Réponse au discours de réception du comte de Bissy

Le 29 décembre 1750

Charles-Louis-Auguste FOUQUET de BELLE-ISLE

Réponse de M. le Maréchal Duc DE BELLE-ISLE
Directeur de l’Académie Françoise
au discours de M. le Comte de BISSY

DISCOURS PRONONCÉ DANS LA SÉANCE PUBLIQUE
le mardi 29 décembre 1750

PARIS PALAIS DE L'INSTITUT

Monsieur,

L’ACADÉMIE, en répondant aujourd’hui à l’empressement avec lequel vous avez souhaité de devenir un de ses Membres, vous donne le témoignage le plus flatteur de tout le cas qu’elle fait de vos talens.

Ce que vous en avez laissé percer dans le Public, annonce un esprit curieux des connoissances qui peuvent tourner à l’avantage de la Société ; & il est bien louable de chercher tous les moyens d’être utile, sur-tout à un âge & dans une profession où, souvent trop occupé de se rendre agréable, l’on finit presque toujours par rester frivole.

En mon particulier, Monsieur, j’éprouve dans ce moment une vraie satisfaction, que le sort m’ait mis à portée d’initier dans le Temple des Muses, le fils & le neveu de personnes à qui j’ai été de tout temps attaché par les liens de l’amitié la plus sincère.

Qui fut plus susceptible de ces sentimens, que M. l’Abbé Terrasson à qui vous succédez ? Né avec un grand fonds de philosophie& d’humanité, qui furent la règle invariable de sa conduite, il avoit beaucoup de candeur dans le caractère, & de simplicité dans les mœurs.
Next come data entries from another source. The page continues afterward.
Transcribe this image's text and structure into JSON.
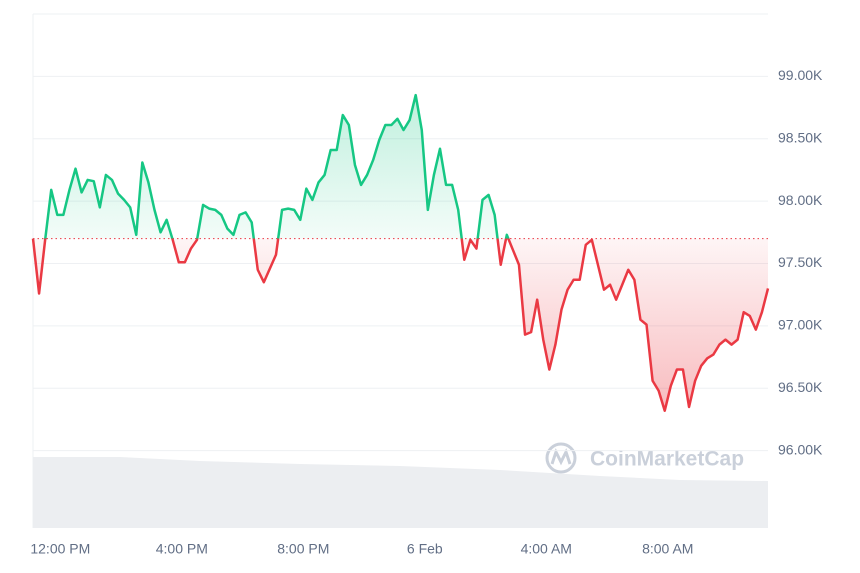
{
  "chart_data": {
    "type": "line",
    "watermark": "CoinMarketCap",
    "x": [
      -0.9,
      -0.7,
      -0.5,
      -0.3,
      -0.1,
      0.1,
      0.3,
      0.5,
      0.7,
      0.9,
      1.1,
      1.3,
      1.5,
      1.7,
      1.9,
      2.1,
      2.3,
      2.5,
      2.7,
      2.9,
      3.1,
      3.3,
      3.5,
      3.7,
      3.9,
      4.1,
      4.3,
      4.5,
      4.7,
      4.9,
      5.1,
      5.3,
      5.5,
      5.7,
      5.9,
      6.1,
      6.3,
      6.5,
      6.7,
      6.9,
      7.1,
      7.3,
      7.5,
      7.7,
      7.9,
      8.1,
      8.3,
      8.5,
      8.7,
      8.9,
      9.1,
      9.3,
      9.5,
      9.7,
      9.9,
      10.1,
      10.3,
      10.5,
      10.7,
      10.9,
      11.1,
      11.3,
      11.5,
      11.7,
      11.9,
      12.1,
      12.3,
      12.5,
      12.7,
      12.9,
      13.1,
      13.3,
      13.5,
      13.7,
      13.9,
      14.1,
      14.3,
      14.5,
      14.7,
      14.9,
      15.1,
      15.3,
      15.5,
      15.7,
      15.9,
      16.1,
      16.3,
      16.5,
      16.7,
      16.9,
      17.1,
      17.3,
      17.5,
      17.7,
      17.9,
      18.1,
      18.3,
      18.5,
      18.7,
      18.9,
      19.1,
      19.3,
      19.5,
      19.7,
      19.9,
      20.1,
      20.3,
      20.5,
      20.7,
      20.9,
      21.1,
      21.3,
      21.5,
      21.7,
      21.9,
      22.1,
      22.3,
      22.5,
      22.7,
      22.9,
      23.1,
      23.3
    ],
    "values": [
      97.7,
      97.26,
      97.69,
      98.09,
      97.89,
      97.89,
      98.09,
      98.26,
      98.07,
      98.17,
      98.16,
      97.95,
      98.21,
      98.17,
      98.06,
      98.01,
      97.95,
      97.73,
      98.31,
      98.15,
      97.93,
      97.75,
      97.85,
      97.69,
      97.51,
      97.51,
      97.62,
      97.69,
      97.97,
      97.94,
      97.93,
      97.89,
      97.78,
      97.73,
      97.89,
      97.91,
      97.83,
      97.45,
      97.35,
      97.46,
      97.57,
      97.93,
      97.94,
      97.93,
      97.85,
      98.1,
      98.01,
      98.15,
      98.21,
      98.41,
      98.41,
      98.69,
      98.61,
      98.29,
      98.13,
      98.21,
      98.33,
      98.49,
      98.61,
      98.61,
      98.66,
      98.57,
      98.65,
      98.85,
      98.57,
      97.93,
      98.21,
      98.42,
      98.13,
      98.13,
      97.93,
      97.53,
      97.69,
      97.62,
      98.01,
      98.05,
      97.89,
      97.49,
      97.73,
      97.61,
      97.49,
      96.93,
      96.95,
      97.21,
      96.89,
      96.65,
      96.85,
      97.13,
      97.29,
      97.37,
      97.37,
      97.65,
      97.69,
      97.49,
      97.29,
      97.33,
      97.21,
      97.33,
      97.45,
      97.37,
      97.05,
      97.01,
      96.56,
      96.48,
      96.32,
      96.52,
      96.65,
      96.65,
      96.35,
      96.56,
      96.68,
      96.74,
      96.77,
      96.85,
      96.89,
      96.85,
      96.89,
      97.11,
      97.08,
      96.97,
      97.11,
      97.3
    ],
    "baseline": 97.7,
    "color_up": "#16c784",
    "color_down": "#ea3943",
    "xlim": [
      -0.9,
      23.3
    ],
    "xticks": [
      {
        "value": 0,
        "label": "12:00 PM"
      },
      {
        "value": 4,
        "label": "4:00 PM"
      },
      {
        "value": 8,
        "label": "8:00 PM"
      },
      {
        "value": 12,
        "label": "6 Feb"
      },
      {
        "value": 16,
        "label": "4:00 AM"
      },
      {
        "value": 20,
        "label": "8:00 AM"
      }
    ],
    "ylim": [
      95.38,
      99.5
    ],
    "yticks": [
      {
        "value": 96,
        "label": "96.00K"
      },
      {
        "value": 96.5,
        "label": "96.50K"
      },
      {
        "value": 97,
        "label": "97.00K"
      },
      {
        "value": 97.5,
        "label": "97.50K"
      },
      {
        "value": 98,
        "label": "98.00K"
      },
      {
        "value": 98.5,
        "label": "98.50K"
      },
      {
        "value": 99,
        "label": "99.00K"
      }
    ],
    "grid": true
  }
}
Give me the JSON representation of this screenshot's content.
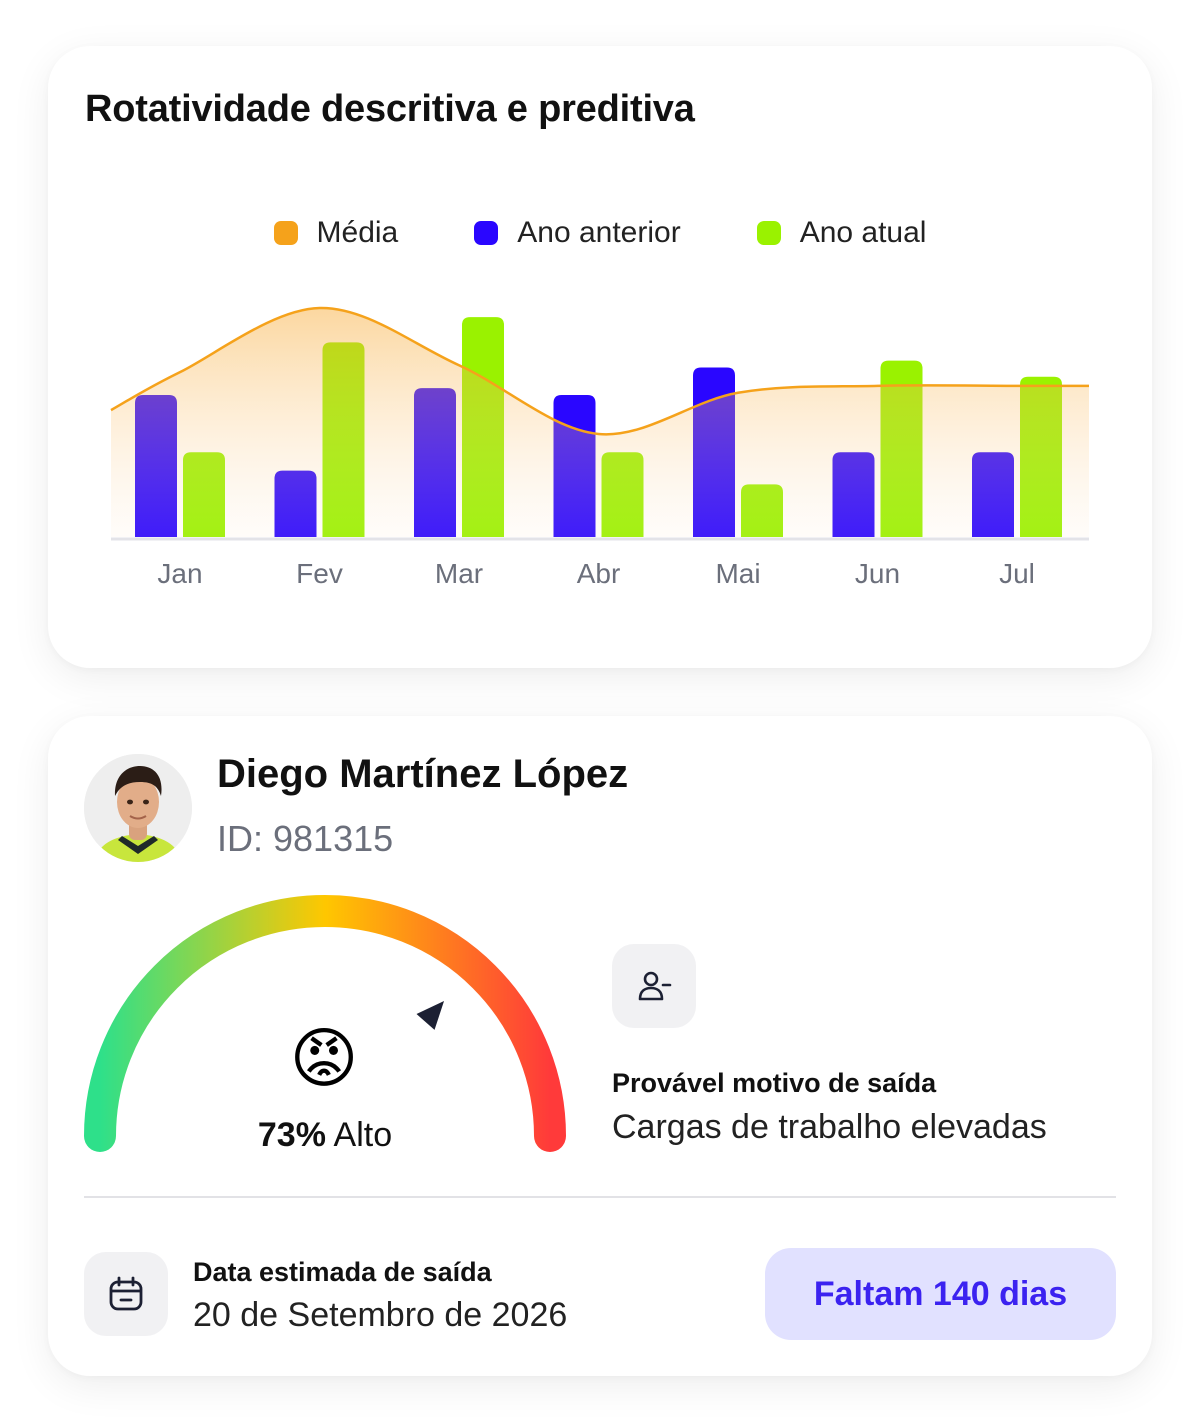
{
  "chart_data": {
    "type": "bar",
    "title": "Rotatividade descritiva e preditiva",
    "categories": [
      "Jan",
      "Fev",
      "Mar",
      "Abr",
      "Mai",
      "Jun",
      "Jul"
    ],
    "ylim": [
      0,
      10
    ],
    "grid": false,
    "legend_position": "top-center",
    "series": [
      {
        "name": "Média",
        "kind": "area-line",
        "color": "#f5a21b",
        "values": [
          7.2,
          10.0,
          7.5,
          4.5,
          6.3,
          6.6,
          6.6
        ]
      },
      {
        "name": "Ano anterior",
        "kind": "bar",
        "color": "#2a06ff",
        "values": [
          6.2,
          2.9,
          6.5,
          6.2,
          7.4,
          3.7,
          3.7
        ]
      },
      {
        "name": "Ano atual",
        "kind": "bar",
        "color": "#9af200",
        "values": [
          3.7,
          8.5,
          9.6,
          3.7,
          2.3,
          7.7,
          7.0
        ]
      }
    ]
  },
  "profile": {
    "name": "Diego Martínez López",
    "id_text": "ID: 981315",
    "avatar": "avatar-photo"
  },
  "gauge": {
    "percent": 73,
    "percent_text": "73%",
    "level_text": "Alto",
    "emoji": "😡",
    "colors": [
      "#2ee08a",
      "#ffc700",
      "#ff3a3a"
    ]
  },
  "reason": {
    "icon": "user-remove-icon",
    "title": "Provável motivo de saída",
    "value": "Cargas de trabalho elevadas"
  },
  "exit_date": {
    "icon": "calendar-icon",
    "title": "Data estimada de saída",
    "value": "20 de Setembro de 2026"
  },
  "countdown": {
    "label": "Faltam 140 dias",
    "color": "#3b22f0",
    "background": "#e1e1ff"
  }
}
Sa modestie franche & naïve ne cherchoit ni à se cacher, ni à se montrer, & son indifférence pour la fortune n’avoit rien du faste ni de la grossièreté des anciens Philosophes.

Des qualités si précieuses & si rares me seroient presque oublier ses talens ; & ils étoient, ainsi que ses connoissances, d’une grande étendue.

Bientôt ils furent apperçus & encouragés par cet homme célèbre, à qui nul genre de mérite littéraire n’échappe, parce qu’il les réunit tous supérieurement. Le choix qu’il fit de M. l’Abbé Terrasson pour son Élève à l’Académie des Sciences, le travail que cette Compagnie confîa à cet Académicien pendant un grand nombre d’années, prouvent mieux que tout ce que je pourrois dire, quel étoit son mérite.

De tous les Ouvrages que nous a laissé M. l’Abbé Terrasson, la Traduction de Diodore de Sicile est celui qui a été le plus généralement applaudi.

Vous connoissez, Monsieur, les difficultés de cette sorte de travail, & vous en recevez une récompense aussi prompte que distinguée.

C’est à vous, Monsieur, à nous dédommager de la perte que nous avons faite ; ne craignez point cependant que l’Académie soit injuste dans ses vues ni dans ses espérances. Quelque avantageuses que soient celles qu’elle a conçues de vous, elle fait que vous avez par état un premier devoir à remplir, qui s’allieroit mal avec des travaux qui demandent tous les instans de celui qui s’y livre ; & un homme tout entier suffit à peine à toutes les connoissances qu’exige la science de la guerre.

L’Académie désire donc de vous, Monsieur, que continuant de cultiver avec soin, pendant que la paix vous en donne le loisir, ces heureux talens que vous faites paroître, vous regardiez comme un des moyens les plus efficaces de les perfectionner, l’assiduité à ses Assemblées.

Que ne puis-je moi-même en donner l’exemple & suivre mon inclination ! J’y donne du moins mes regrets, & des regrets très-sincères, dans la forte persuasion où je sais combien les Lettres servent à la gloire des Empires.